Monday, January 15, 2007

They are just wrong

OK, we all know the story on singular they. Those evil grammar nazis are trying to force everyone to write their sentences with his or her and not use they to refer to words like everyone, noone, etc. But fearless descriptivists stand up to this nonsense shouting' "let my people be!"

Did you know that using they to refer to singular antecedents is, like 400 years old. Man, if it's good enough for Shakespeare then it's good enough for everyone. Whoo-hoo let's get the language party started!

Except, I don't really like that narrative. The whole prescriptivist argument is based on the claim that a pronoun must, MUST I TELL YOU, agree with it's antecedent.

A pronoun must agree with its antecedent in number and gender. If the antecedent is singular, the pronoun must be singular; if the antecedent is plural, the pronoun must be plural. If the antecedent is masculine, the pronoun must be masculine; if the antecedent is feminine, the pronoun must be feminine.

So it sounds like the descriptivists are just tossing the rules out the window. The real question is, is it really true that pronouns must agree with antecedents? Is it true for all pronouns in all languages or just the English ones? Or what? And what does it mean if it's not true?

Hey I know, let's take a different language at random, like, um how about Swedish? Must Swedish pronouns agree with their antecedents?

Turns out only sometimes. Here's what you need to know--in Swedish, nouns are marked for both number (singular and plural) and grammatical gender. There two grammatical genders in Swedish--common and neuter. (I know, shouldn't that be masculine and feminine? Apparently not.)

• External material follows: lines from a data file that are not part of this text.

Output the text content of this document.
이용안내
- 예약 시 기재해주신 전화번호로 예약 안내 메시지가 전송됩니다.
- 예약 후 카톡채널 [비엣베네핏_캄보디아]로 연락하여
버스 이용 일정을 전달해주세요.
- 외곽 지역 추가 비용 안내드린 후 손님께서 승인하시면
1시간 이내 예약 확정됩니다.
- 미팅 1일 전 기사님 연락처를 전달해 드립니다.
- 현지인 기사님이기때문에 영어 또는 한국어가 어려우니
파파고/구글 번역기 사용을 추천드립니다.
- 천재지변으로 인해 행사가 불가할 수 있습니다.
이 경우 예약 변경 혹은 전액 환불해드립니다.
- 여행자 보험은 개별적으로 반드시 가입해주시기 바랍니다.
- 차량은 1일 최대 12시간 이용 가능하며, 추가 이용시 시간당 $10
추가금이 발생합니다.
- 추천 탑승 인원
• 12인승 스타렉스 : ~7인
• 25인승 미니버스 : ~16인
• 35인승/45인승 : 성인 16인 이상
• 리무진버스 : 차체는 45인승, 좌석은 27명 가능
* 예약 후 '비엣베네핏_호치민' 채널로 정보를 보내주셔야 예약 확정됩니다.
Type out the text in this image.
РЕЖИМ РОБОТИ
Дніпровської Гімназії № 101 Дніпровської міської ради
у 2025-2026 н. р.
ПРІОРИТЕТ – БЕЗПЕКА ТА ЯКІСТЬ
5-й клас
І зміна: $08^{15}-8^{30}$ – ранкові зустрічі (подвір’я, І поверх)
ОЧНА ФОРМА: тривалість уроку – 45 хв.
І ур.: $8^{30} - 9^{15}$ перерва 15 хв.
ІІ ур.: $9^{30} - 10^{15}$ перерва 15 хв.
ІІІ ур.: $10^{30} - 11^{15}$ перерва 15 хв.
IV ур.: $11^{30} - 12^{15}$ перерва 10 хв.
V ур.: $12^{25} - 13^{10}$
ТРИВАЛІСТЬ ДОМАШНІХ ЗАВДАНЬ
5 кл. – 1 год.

Also in Swedish, if the antecedent is a subject of a sentence and the pronoun is within that sentence, then there is a special pronoun you have to use, sig. Sig doesn't change form for different antecedents. It's the same whether the noun is common, neuter, or plural.

Examples
Peter slog sig i huvudet.
'Peter hit himself in the head.'

Lotta slog sig i huvudet.
'Lotta hit herself in the head.'

Barnen slog sig i huvudet.
'The children hit themselves in the head.'

But, sig comes in many cases, including a genitive (possesive) case which does change form based on the gender or number, sin/sitt/sina, for common, neuter, and plural nouns respectively. But, the funny thing is, it doesn't agree with the antecedent. It agrees with the noun that it is the possessor of!

Examples

Max älsker sin mamma.
'Max loves his mother.'

Nora sover i sitt rum.
'Nora is sleeping in her room.'

Martin läser sina böcker.
'Martin is reading his books.'

So there you have it. Pronouns don't ALWAYS agree with their antecedents. At least not in every language. So it' not crazy to think the same may be true in English.

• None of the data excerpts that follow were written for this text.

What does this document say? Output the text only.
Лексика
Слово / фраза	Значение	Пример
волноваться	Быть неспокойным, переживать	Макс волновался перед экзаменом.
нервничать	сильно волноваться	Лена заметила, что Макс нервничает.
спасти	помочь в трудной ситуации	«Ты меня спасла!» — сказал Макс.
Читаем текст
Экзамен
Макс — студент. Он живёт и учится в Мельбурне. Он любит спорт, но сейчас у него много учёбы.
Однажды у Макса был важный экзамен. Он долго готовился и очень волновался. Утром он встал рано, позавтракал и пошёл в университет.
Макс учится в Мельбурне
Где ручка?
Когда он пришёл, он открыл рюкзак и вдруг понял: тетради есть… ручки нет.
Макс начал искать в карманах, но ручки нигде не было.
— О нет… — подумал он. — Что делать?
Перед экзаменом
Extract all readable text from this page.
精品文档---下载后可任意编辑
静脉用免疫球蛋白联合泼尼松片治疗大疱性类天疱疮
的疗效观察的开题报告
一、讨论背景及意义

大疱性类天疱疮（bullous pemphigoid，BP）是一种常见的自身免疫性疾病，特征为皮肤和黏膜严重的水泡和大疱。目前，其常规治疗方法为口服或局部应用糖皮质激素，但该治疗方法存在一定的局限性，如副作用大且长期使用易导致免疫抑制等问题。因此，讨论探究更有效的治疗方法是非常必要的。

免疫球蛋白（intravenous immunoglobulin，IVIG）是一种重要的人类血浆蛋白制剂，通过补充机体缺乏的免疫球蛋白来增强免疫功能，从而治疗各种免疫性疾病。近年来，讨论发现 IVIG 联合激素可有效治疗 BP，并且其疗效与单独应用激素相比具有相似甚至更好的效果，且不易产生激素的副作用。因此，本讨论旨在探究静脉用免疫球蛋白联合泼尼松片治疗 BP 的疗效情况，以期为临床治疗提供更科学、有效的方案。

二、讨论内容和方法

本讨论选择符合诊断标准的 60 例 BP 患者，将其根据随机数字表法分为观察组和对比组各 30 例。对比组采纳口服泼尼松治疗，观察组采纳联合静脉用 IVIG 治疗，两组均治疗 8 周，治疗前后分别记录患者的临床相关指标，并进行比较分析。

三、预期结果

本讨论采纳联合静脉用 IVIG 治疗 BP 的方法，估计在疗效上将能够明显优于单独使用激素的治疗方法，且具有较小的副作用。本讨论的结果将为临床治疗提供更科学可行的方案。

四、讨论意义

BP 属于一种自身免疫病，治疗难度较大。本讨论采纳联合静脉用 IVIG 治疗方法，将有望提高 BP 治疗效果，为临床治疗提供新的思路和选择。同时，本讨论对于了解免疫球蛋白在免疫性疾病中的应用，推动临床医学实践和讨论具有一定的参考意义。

But clearly, sometimes they do. I mean "Mary loves himself" is not English. And that is why I don't like the normal narrative of freewheelin' descriptivism versus dour prescriptivism. Because there is something interesting to learn about pronouns, antecedents, and agreement in the world's languages and English in particular that just gets papered over if we just kick back and get the language party started.

4 comments:

parsnipgirl said...

As a semanticist I feel I have to point out the obvious: the whole ruckus is over agreement with *quantified* antecedents. Interestingly, this probably relates back to our earlier discussion of number agreement with group nouns -- the rules are just not that clear and maybe that's part of the reason people are willing to use "they/their/them" with an allegedly singular antecedent. If we say something about "every student", we're making a statement also about the group of students, hence "they/their/them" seems ok. Maybe. But wouldn't want the grammar nazis to have to think about anything complicated and interesting like quantification and how it relates to thinking about the domain of the quantifier as somehow being a "group".

liberal elite said...

Actually, Pinker makes that point in The Language Instinct. His analysis is that because the pronoun is quantified over it's a different relationship than pronoun antecedent.

Do you know of any natural language that actually uses two different pronouns for these two relationships?

parsnipgirl said...

No, I have never heard of any language doing that.

alienvoord said...

Language parties are the best kind of parties.